Question

write an argument showing that the set of whole numbers can be placed in a one-to-one correspondence with the set of natural numbers. choose the correct answer below. a. for every natural number n, let it be paired with the whole number 2n. for every whole number w, let it be paired with the natural number 2w. b. for every natural number n, let it be paired with the whole number n − 1. for every whole number w, let it be paired with the natural number w + 1. c. every natural number is also a whole number. this means there must be a one-to-one correspondence between the set of whole numbers and the set of natural numbers. d. for every natural number n, let it be paired with the whole number n + 1. for every whole number w, let it be paired with the natural number w − 1.

Explanation:

To show a one - to - one correspondence between whole numbers (let's assume whole numbers start from 0: 0, 1, 2, 3, …) and natural numbers (let's assume natural numbers start from 1: 1, 2, 3, 4, …), we need a function that maps each whole number to a unique natural number and vice - versa.

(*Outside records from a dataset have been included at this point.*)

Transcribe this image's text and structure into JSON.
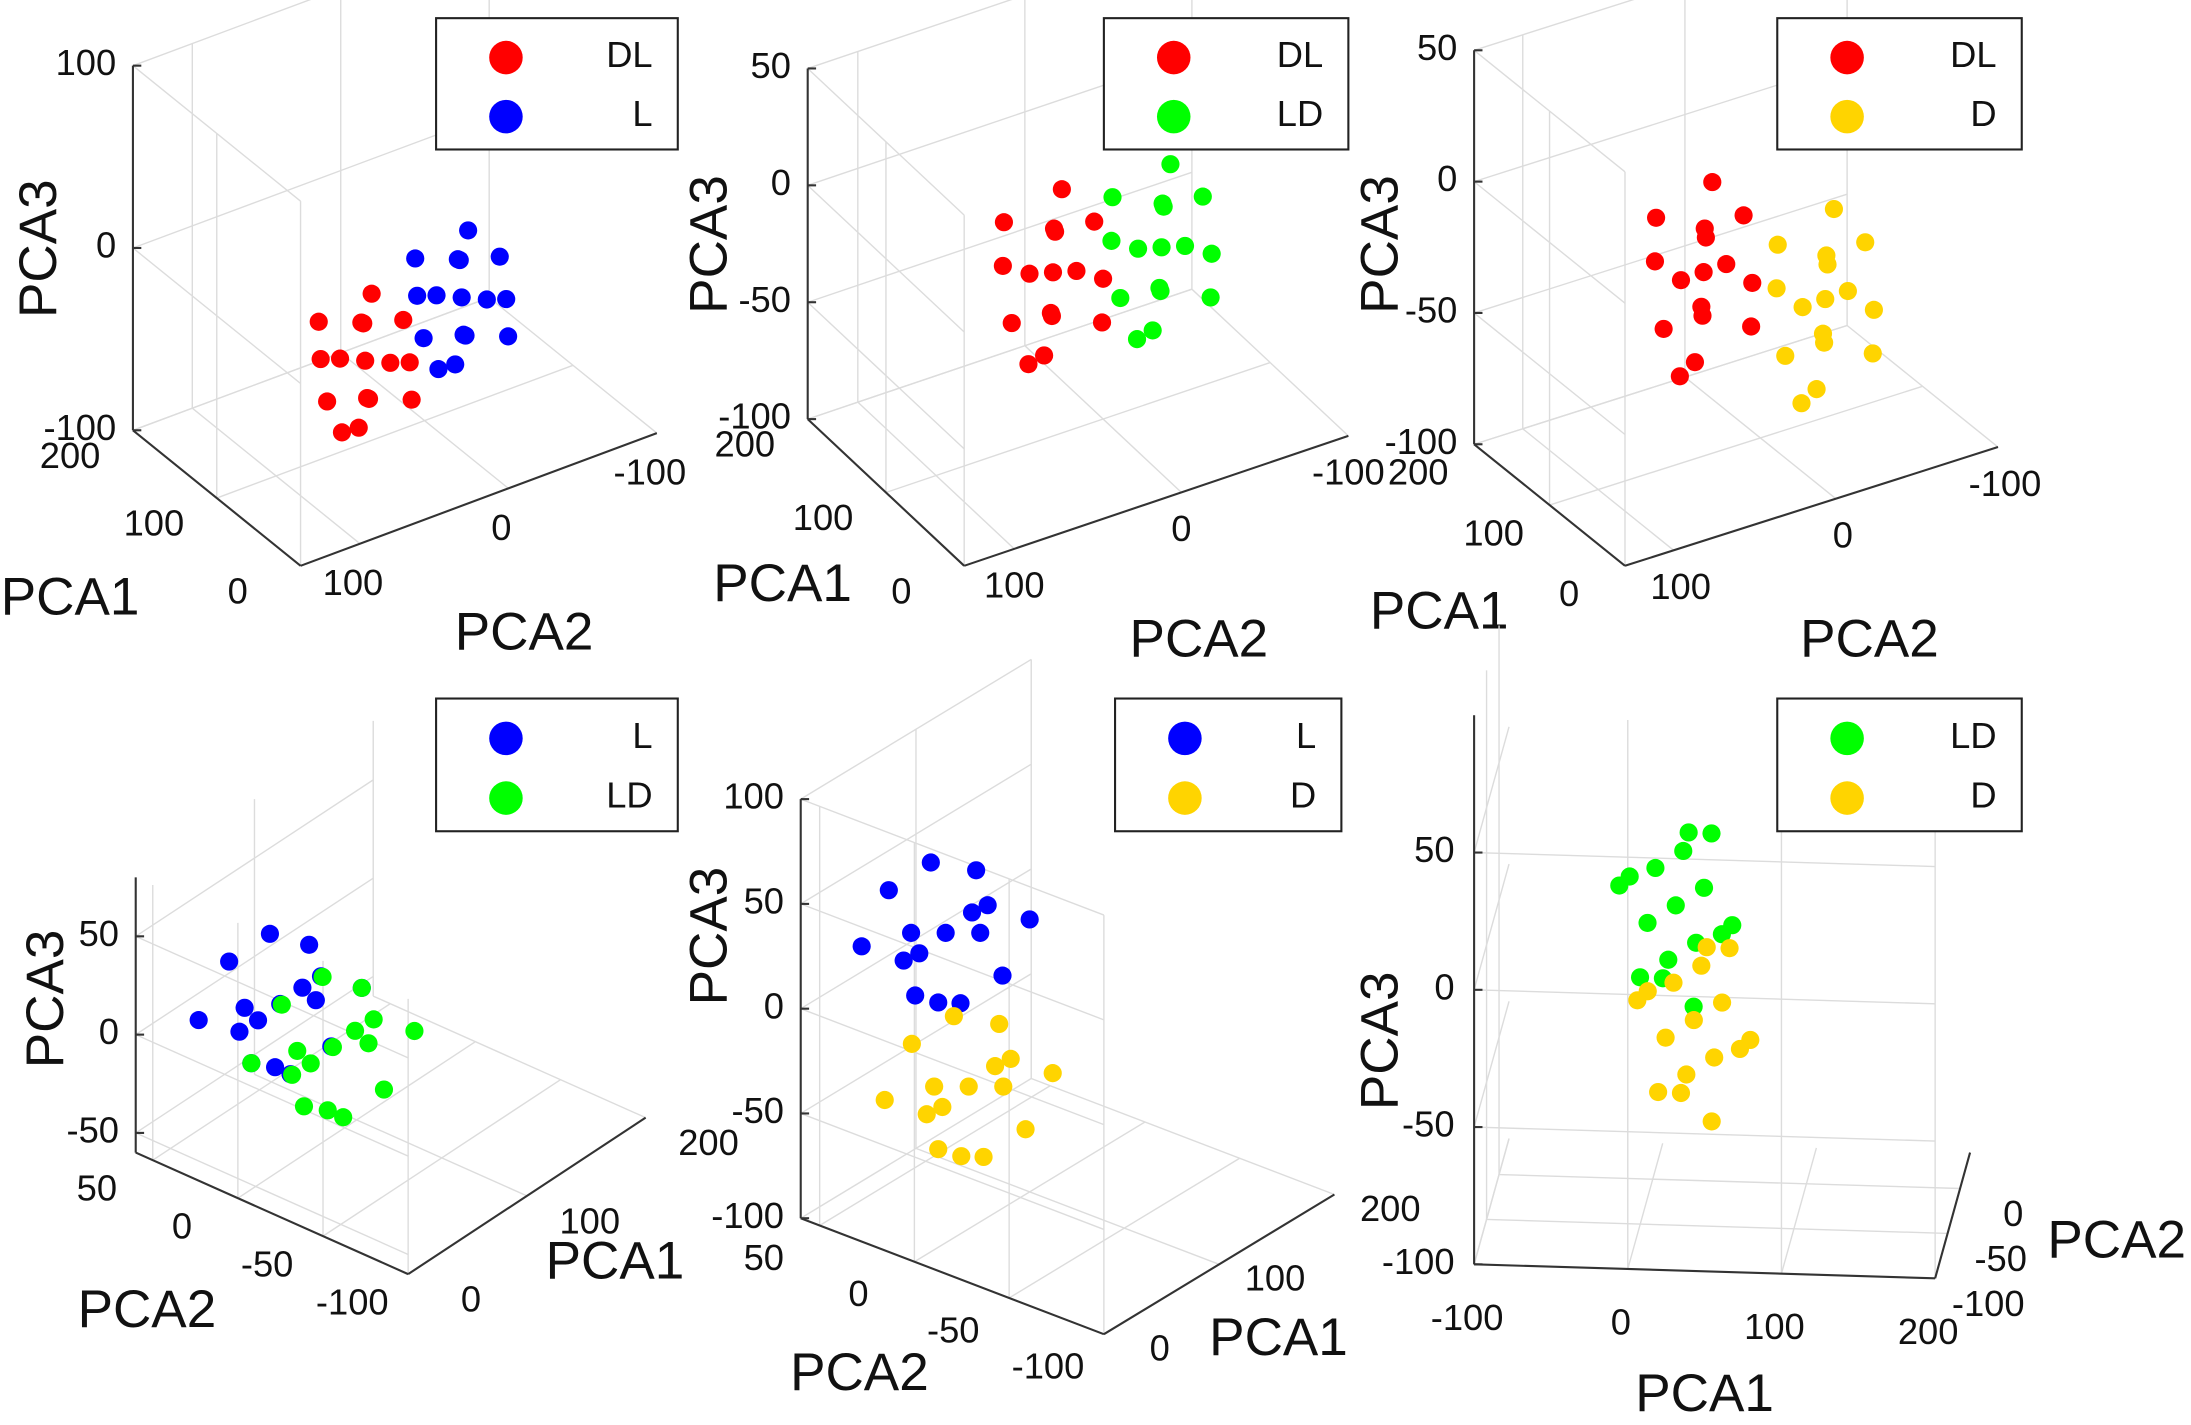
{
  "chart_data": [
    {
      "type": "scatter3d",
      "xlabel": "PCA1",
      "ylabel": "PCA2",
      "zlabel": "PCA3",
      "xlim": [
        0,
        200
      ],
      "ylim": [
        -100,
        140
      ],
      "zlim": [
        -100,
        100
      ],
      "xticks": [
        0,
        100,
        200
      ],
      "yticks": [
        -100,
        0,
        100
      ],
      "zticks": [
        -100,
        0,
        100
      ],
      "grid": true,
      "legend": "upper right",
      "series": [
        {
          "name": "DL",
          "color": "#ff0000",
          "x": [
            100,
            120,
            80,
            110,
            90,
            130,
            70,
            100,
            100,
            110,
            90,
            120,
            80,
            140,
            60,
            110
          ],
          "y": [
            40,
            30,
            50,
            60,
            20,
            40,
            40,
            70,
            10,
            30,
            50,
            60,
            20,
            20,
            60,
            50
          ],
          "z": [
            -55,
            -45,
            -65,
            -75,
            -35,
            -65,
            -45,
            -45,
            -65,
            -25,
            -85,
            -35,
            -75,
            -55,
            -55,
            -95
          ]
        },
        {
          "name": "L",
          "color": "#0000ff",
          "x": [
            100,
            120,
            80,
            110,
            90,
            130,
            70,
            100,
            100,
            110,
            90,
            120,
            80,
            140,
            60,
            110
          ],
          "y": [
            -25,
            -35,
            -15,
            -5,
            -45,
            -25,
            -25,
            5,
            -55,
            -35,
            -15,
            -5,
            -45,
            -45,
            -5,
            -15
          ],
          "z": [
            -40,
            -30,
            -50,
            -60,
            -20,
            -50,
            -30,
            -30,
            -50,
            -10,
            -70,
            -20,
            -60,
            -40,
            -40,
            -80
          ]
        }
      ]
    },
    {
      "type": "scatter3d",
      "xlabel": "PCA1",
      "ylabel": "PCA2",
      "zlabel": "PCA3",
      "xlim": [
        0,
        200
      ],
      "ylim": [
        -100,
        130
      ],
      "zlim": [
        -100,
        50
      ],
      "xticks": [
        0,
        100,
        200
      ],
      "yticks": [
        -100,
        0,
        100
      ],
      "zticks": [
        -100,
        -50,
        0,
        50
      ],
      "grid": true,
      "legend": "upper right",
      "series": [
        {
          "name": "DL",
          "color": "#ff0000",
          "x": [
            100,
            120,
            80,
            110,
            90,
            130,
            70,
            100,
            100,
            110,
            90,
            120,
            80,
            140,
            60,
            110
          ],
          "y": [
            30,
            20,
            40,
            50,
            10,
            30,
            30,
            60,
            0,
            20,
            40,
            50,
            10,
            10,
            50,
            40
          ],
          "z": [
            -30,
            -20,
            -40,
            -50,
            -10,
            -40,
            -20,
            -20,
            -40,
            0,
            -60,
            -10,
            -50,
            -30,
            -30,
            -70
          ]
        },
        {
          "name": "LD",
          "color": "#00ff00",
          "x": [
            100,
            120,
            80,
            110,
            90,
            130,
            70,
            100,
            100,
            110,
            90,
            120,
            80,
            140,
            60,
            110
          ],
          "y": [
            -35,
            -45,
            -25,
            -15,
            -55,
            -35,
            -35,
            -5,
            -65,
            -45,
            -25,
            -15,
            -55,
            -55,
            -15,
            -25
          ],
          "z": [
            -35,
            -25,
            -45,
            -55,
            -15,
            -45,
            -25,
            -25,
            -45,
            -5,
            -65,
            -15,
            -55,
            -35,
            -35,
            -75
          ]
        }
      ]
    },
    {
      "type": "scatter3d",
      "xlabel": "PCA1",
      "ylabel": "PCA2",
      "zlabel": "PCA3",
      "xlim": [
        0,
        200
      ],
      "ylim": [
        -100,
        130
      ],
      "zlim": [
        -100,
        50
      ],
      "xticks": [
        0,
        100,
        200
      ],
      "yticks": [
        -100,
        0,
        100
      ],
      "zticks": [
        -100,
        -50,
        0,
        50
      ],
      "grid": true,
      "legend": "upper right",
      "series": [
        {
          "name": "DL",
          "color": "#ff0000",
          "x": [
            100,
            120,
            80,
            110,
            90,
            130,
            70,
            100,
            100,
            110,
            90,
            120,
            80,
            140,
            60,
            110
          ],
          "y": [
            35,
            25,
            45,
            55,
            15,
            35,
            35,
            65,
            5,
            25,
            45,
            55,
            15,
            15,
            55,
            45
          ],
          "z": [
            -30,
            -20,
            -40,
            -50,
            -10,
            -40,
            -20,
            -20,
            -40,
            0,
            -60,
            -10,
            -50,
            -30,
            -30,
            -70
          ]
        },
        {
          "name": "D",
          "color": "#ffd400",
          "x": [
            100,
            120,
            80,
            110,
            90,
            130,
            70,
            100,
            100,
            110,
            90,
            120,
            80,
            140,
            60,
            110
          ],
          "y": [
            -40,
            -50,
            -30,
            -20,
            -60,
            -40,
            -40,
            -10,
            -70,
            -50,
            -30,
            -20,
            -60,
            -60,
            -20,
            -30
          ],
          "z": [
            -55,
            -45,
            -65,
            -75,
            -35,
            -65,
            -45,
            -45,
            -65,
            -25,
            -85,
            -35,
            -75,
            -55,
            -55,
            -95
          ]
        }
      ]
    },
    {
      "type": "scatter3d",
      "xlabel": "PCA1",
      "ylabel": "PCA2",
      "zlabel": "PCA3",
      "xlim": [
        0,
        200
      ],
      "ylim": [
        -100,
        60
      ],
      "zlim": [
        -60,
        80
      ],
      "xticks": [
        0,
        100,
        200
      ],
      "yticks": [
        -100,
        -50,
        0,
        50
      ],
      "zticks": [
        -50,
        0,
        50
      ],
      "grid": true,
      "legend": "upper right",
      "series": [
        {
          "name": "L",
          "color": "#0000ff",
          "x": [
            50,
            70,
            30,
            60,
            40,
            80,
            20,
            50,
            50,
            60,
            40,
            70,
            30,
            90,
            10,
            60
          ],
          "y": [
            10,
            0,
            20,
            30,
            -10,
            10,
            10,
            40,
            -20,
            0,
            20,
            30,
            -10,
            -10,
            30,
            20
          ],
          "z": [
            15,
            25,
            5,
            -5,
            35,
            5,
            25,
            25,
            5,
            45,
            -15,
            35,
            -5,
            15,
            15,
            -25
          ]
        },
        {
          "name": "LD",
          "color": "#00ff00",
          "x": [
            80,
            100,
            60,
            90,
            70,
            110,
            50,
            80,
            80,
            90,
            70,
            100,
            60,
            120,
            40,
            90
          ],
          "y": [
            0,
            -10,
            10,
            20,
            -20,
            0,
            0,
            30,
            -30,
            -10,
            10,
            20,
            -20,
            -20,
            20,
            10
          ],
          "z": [
            -15,
            -5,
            -25,
            -35,
            5,
            -25,
            -5,
            -5,
            -25,
            15,
            -45,
            5,
            -35,
            -15,
            -15,
            -55
          ]
        }
      ]
    },
    {
      "type": "scatter3d",
      "xlabel": "PCA1",
      "ylabel": "PCA2",
      "zlabel": "PCA3",
      "xlim": [
        0,
        200
      ],
      "ylim": [
        -100,
        60
      ],
      "zlim": [
        -100,
        100
      ],
      "xticks": [
        0,
        100,
        200
      ],
      "yticks": [
        -100,
        -50,
        0,
        50
      ],
      "zticks": [
        -100,
        -50,
        0,
        50,
        100
      ],
      "grid": true,
      "legend": "upper right",
      "series": [
        {
          "name": "L",
          "color": "#0000ff",
          "x": [
            60,
            80,
            40,
            70,
            50,
            90,
            30,
            60,
            60,
            70,
            50,
            80,
            40,
            100,
            20,
            70
          ],
          "y": [
            20,
            10,
            30,
            40,
            0,
            20,
            20,
            50,
            -10,
            10,
            30,
            40,
            0,
            0,
            40,
            30
          ],
          "z": [
            30,
            40,
            20,
            10,
            50,
            20,
            40,
            40,
            20,
            60,
            0,
            50,
            10,
            30,
            30,
            -10
          ]
        },
        {
          "name": "D",
          "color": "#ffd400",
          "x": [
            80,
            100,
            60,
            90,
            70,
            110,
            50,
            80,
            80,
            90,
            70,
            100,
            60,
            120,
            40,
            90
          ],
          "y": [
            20,
            10,
            30,
            40,
            0,
            20,
            20,
            50,
            -10,
            10,
            30,
            40,
            0,
            0,
            40,
            30
          ],
          "z": [
            -50,
            -40,
            -60,
            -70,
            -30,
            -60,
            -40,
            -40,
            -60,
            -20,
            -80,
            -30,
            -70,
            -50,
            -50,
            -90
          ]
        }
      ]
    },
    {
      "type": "scatter3d",
      "xlabel": "PCA1",
      "ylabel": "PCA2",
      "zlabel": "PCA3",
      "xlim": [
        -100,
        200
      ],
      "ylim": [
        -100,
        40
      ],
      "zlim": [
        -100,
        100
      ],
      "xticks": [
        -100,
        0,
        100,
        200
      ],
      "yticks": [
        -100,
        -50,
        0
      ],
      "zticks": [
        -100,
        -50,
        0,
        50
      ],
      "grid": true,
      "legend": "upper right",
      "series": [
        {
          "name": "LD",
          "color": "#00ff00",
          "x": [
            15,
            35,
            -5,
            25,
            5,
            45,
            -15,
            15,
            15,
            25,
            5,
            35,
            -5,
            55,
            -25,
            25
          ],
          "y": [
            0,
            -10,
            10,
            20,
            -20,
            0,
            0,
            30,
            -30,
            -10,
            10,
            20,
            -20,
            -20,
            20,
            10
          ],
          "z": [
            0,
            10,
            -10,
            -20,
            20,
            -10,
            10,
            10,
            -10,
            30,
            -30,
            20,
            -20,
            0,
            0,
            -40
          ]
        },
        {
          "name": "D",
          "color": "#ffd400",
          "x": [
            30,
            50,
            10,
            40,
            20,
            60,
            0,
            30,
            30,
            40,
            20,
            50,
            10,
            70,
            -10,
            40
          ],
          "y": [
            -20,
            -30,
            -10,
            0,
            -40,
            -20,
            -20,
            10,
            -50,
            -30,
            -10,
            0,
            -40,
            -40,
            0,
            -10
          ],
          "z": [
            -35,
            -25,
            -45,
            -55,
            -15,
            -45,
            -25,
            -25,
            -45,
            -5,
            -65,
            -15,
            -55,
            -35,
            -35,
            -75
          ]
        }
      ]
    }
  ]
}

• Option A: If we pair natural number \(n\) with \(2n\), when \(n = 1\), we get \(2\); \(n = 2\), we get \(4\). But we are missing natural numbers like 1, 3, 5, etc. So it's not a one - to - one correspondence that covers all natural numbers.
• Option B: If we pair natural number \(n\) with \(n - 1\), when \(n=1\), we get \(0\) (which is a whole number), but for \(n = 1\), the mapping from natural number to whole number is okay, but when we consider the reverse (mapping whole numbers to natural numbers), if we have whole number \(w\), and we try to map it to \(w + 1\), let's check. Whole numbers are \(0,1,2,\cdots\). If \(w = 0\), \(w + 1=1\) (natural number), \(w = 1\), \(w + 1 = 2\) (natural number), and so on. Also, for natural number \(n\), \(n-1\) gives a whole number (when \(n\geq1\), \(n - 1\geq0\)). Now, we need to check if it's one - to - one. Suppose \(n_1-1=n_2 - 1\), then \(n_1=n_2\), so it's one - to - one for the natural to whole mapping. For the whole to natural mapping, if \(w_1 + 1=w_2+1\), then \(w_1 = w_2\), so it's one - to - one. Also, it covers all whole numbers and natural numbers.
• Option C: Just stating that every natural number is a whole number does not show a one - to - one correspondence. It's just a statement about the set inclusion.
• Option D: If we pair natural number \(n\) with \(n + 1\), when \(n = 1\), we get \(2\); \(n=2\), we get \(3\). We are missing natural number 1. And when we map whole number \(w\) to \(w - 1\), for \(w = 0\), we get \(- 1\), which is not a natural number. So this mapping is invalid.

Answer:

B. For every natural number \(n\), let it be paired with the whole number \(n - 1\). For every whole number \(w\), let it be paired with the natural number \(w + 1\)